The HVR is a complex interplay of excitatory and inhibitory components in the temporal domain (32). The complexity of the HVR is further accentuated by the inherent plasticity of the neural substrates that underlie the neuronal discharge pattern characteristics of respiratory regions mediating HVR. Thus conditions such as obstructive sleep apnea, chronic lung disease, or apnea of prematurity, characteristically associated with intermittent hypoxic episodes, may not only impose immediate effects on HVR but may also modify both short-term and long-term characteristics of subsequent responses to similar hypoxic challenges. Such intermittent hypoxic events may also affect other neural regions and change their normal development to induce long-lasting functional and structural changes.

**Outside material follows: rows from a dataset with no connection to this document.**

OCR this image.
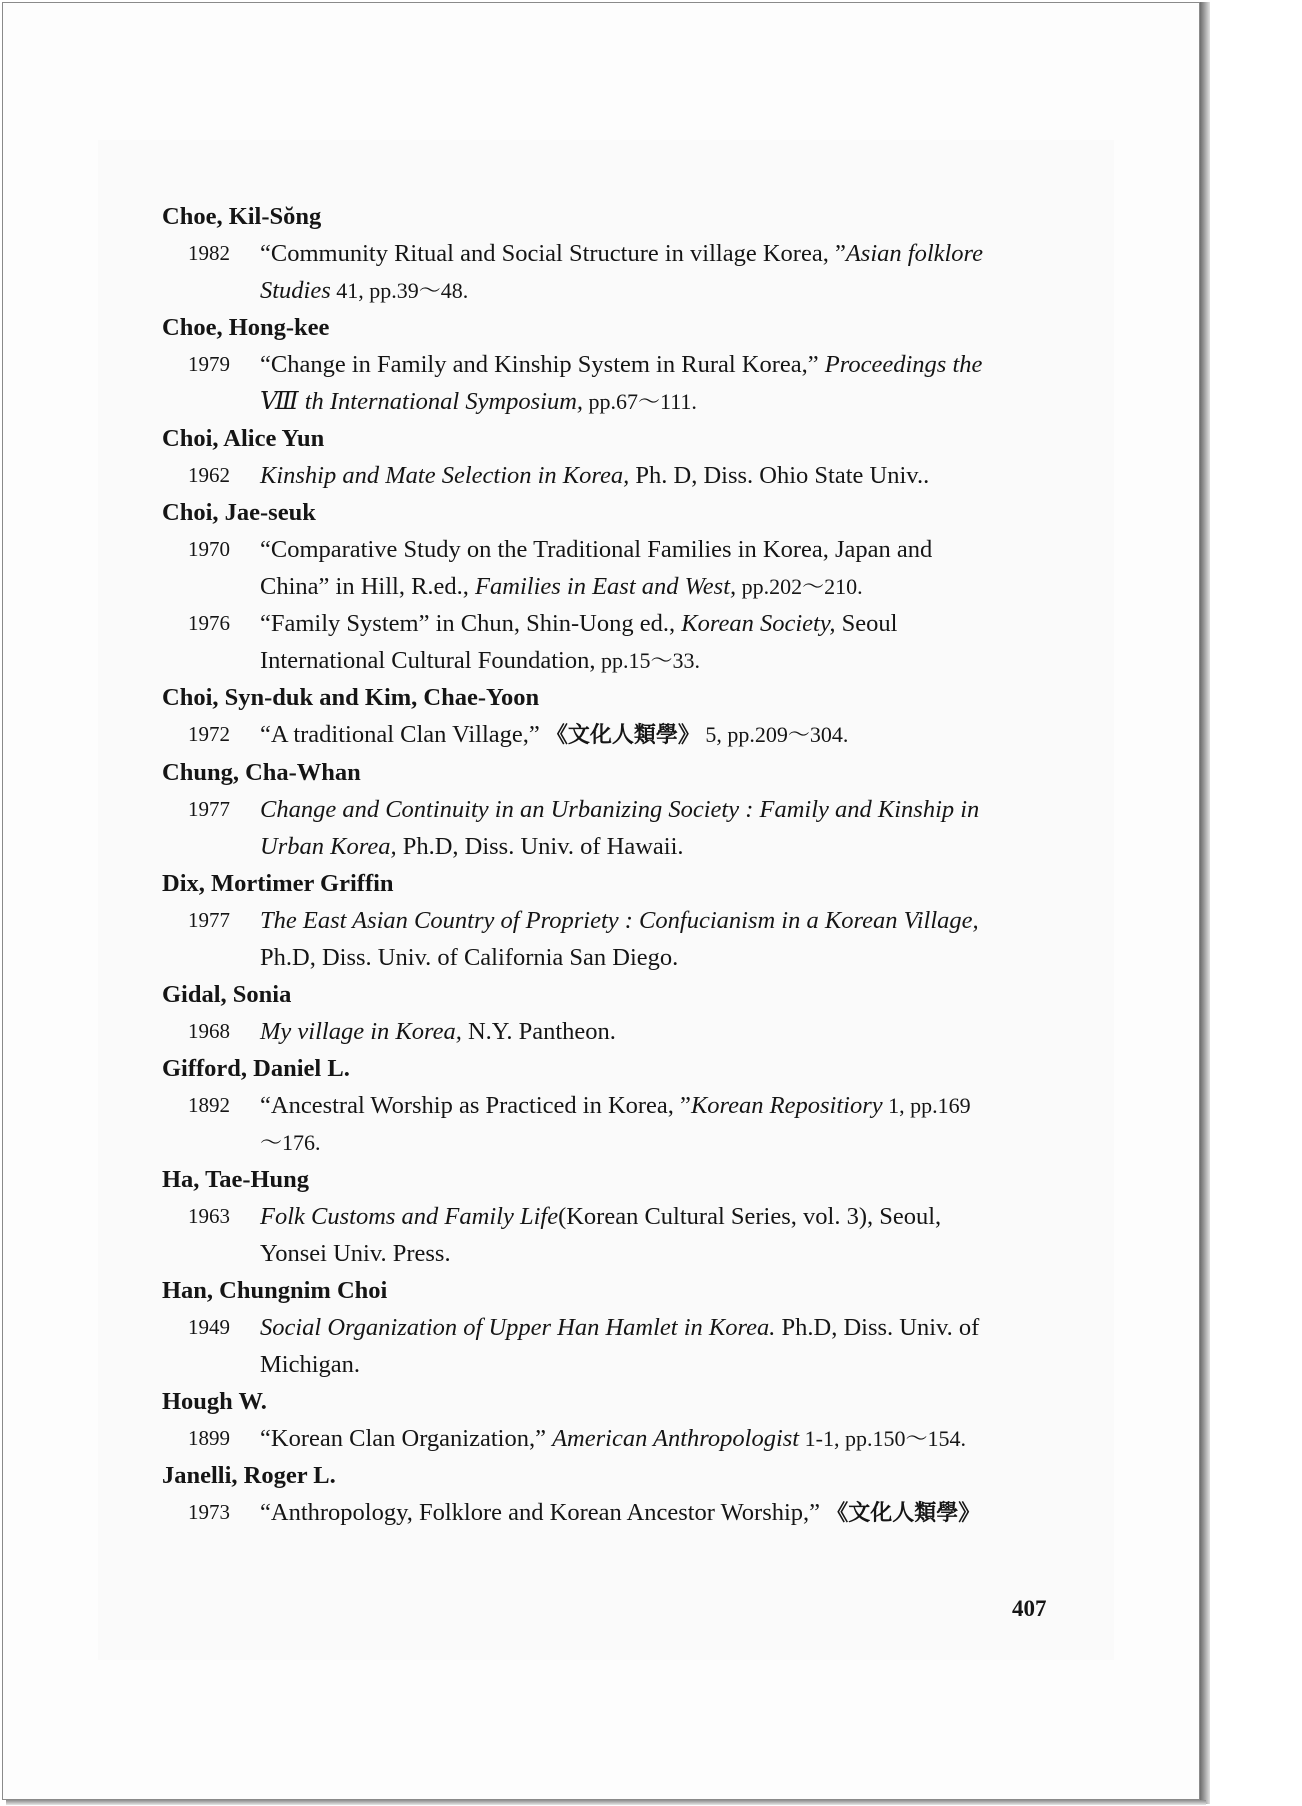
Choe, Kil-Sŏng
1982 “Community Ritual and Social Structure in village Korea, ”Asian folklore
Studies 41, pp.39～48.
Choe, Hong-kee
1979 “Change in Family and Kinship System in Rural Korea,” Proceedings the
Ⅷ th International Symposium, pp.67～111.
Choi, Alice Yun
1962 Kinship and Mate Selection in Korea, Ph. D, Diss. Ohio State Univ..
Choi, Jae-seuk
1970 “Comparative Study on the Traditional Families in Korea, Japan and
China” in Hill, R.ed., Families in East and West, pp.202～210.
1976 “Family System” in Chun, Shin-Uong ed., Korean Society, Seoul
International Cultural Foundation, pp.15～33.
Choi, Syn-duk and Kim, Chae-Yoon
1972 “A traditional Clan Village,” 《文化人類學》 5, pp.209～304.
Chung, Cha-Whan
1977 Change and Continuity in an Urbanizing Society : Family and Kinship in
Urban Korea, Ph.D, Diss. Univ. of Hawaii.
Dix, Mortimer Griffin
1977 The East Asian Country of Propriety : Confucianism in a Korean Village,
Ph.D, Diss. Univ. of California San Diego.
Gidal, Sonia
1968 My village in Korea, N.Y. Pantheon.
Gifford, Daniel L.
1892 “Ancestral Worship as Practiced in Korea, ”Korean Repositiory 1, pp.169
～176.
Ha, Tae-Hung
1963 Folk Customs and Family Life(Korean Cultural Series, vol. 3), Seoul,
Yonsei Univ. Press.
Han, Chungnim Choi
1949 Social Organization of Upper Han Hamlet in Korea. Ph.D, Diss. Univ. of
Michigan.
Hough W.
1899 “Korean Clan Organization,” American Anthropologist 1-1, pp.150～154.
Janelli, Roger L.
1973 “Anthropology, Folklore and Korean Ancestor Worship,” 《文化人類學》
407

The clinical implications of an adequate HVR are immediately apparent. Apnea and hypoxia are very common problems in infants and children as well as in adults and often result in prolonged hospitalization. Delayed or abnormal development of defense mechanisms within critical brain structures underlying HVR could therefore lead to significant morbidity and mortality, underscoring the importance of understanding maturation of brain stem mechanisms from an organismal to molecular perspective (8).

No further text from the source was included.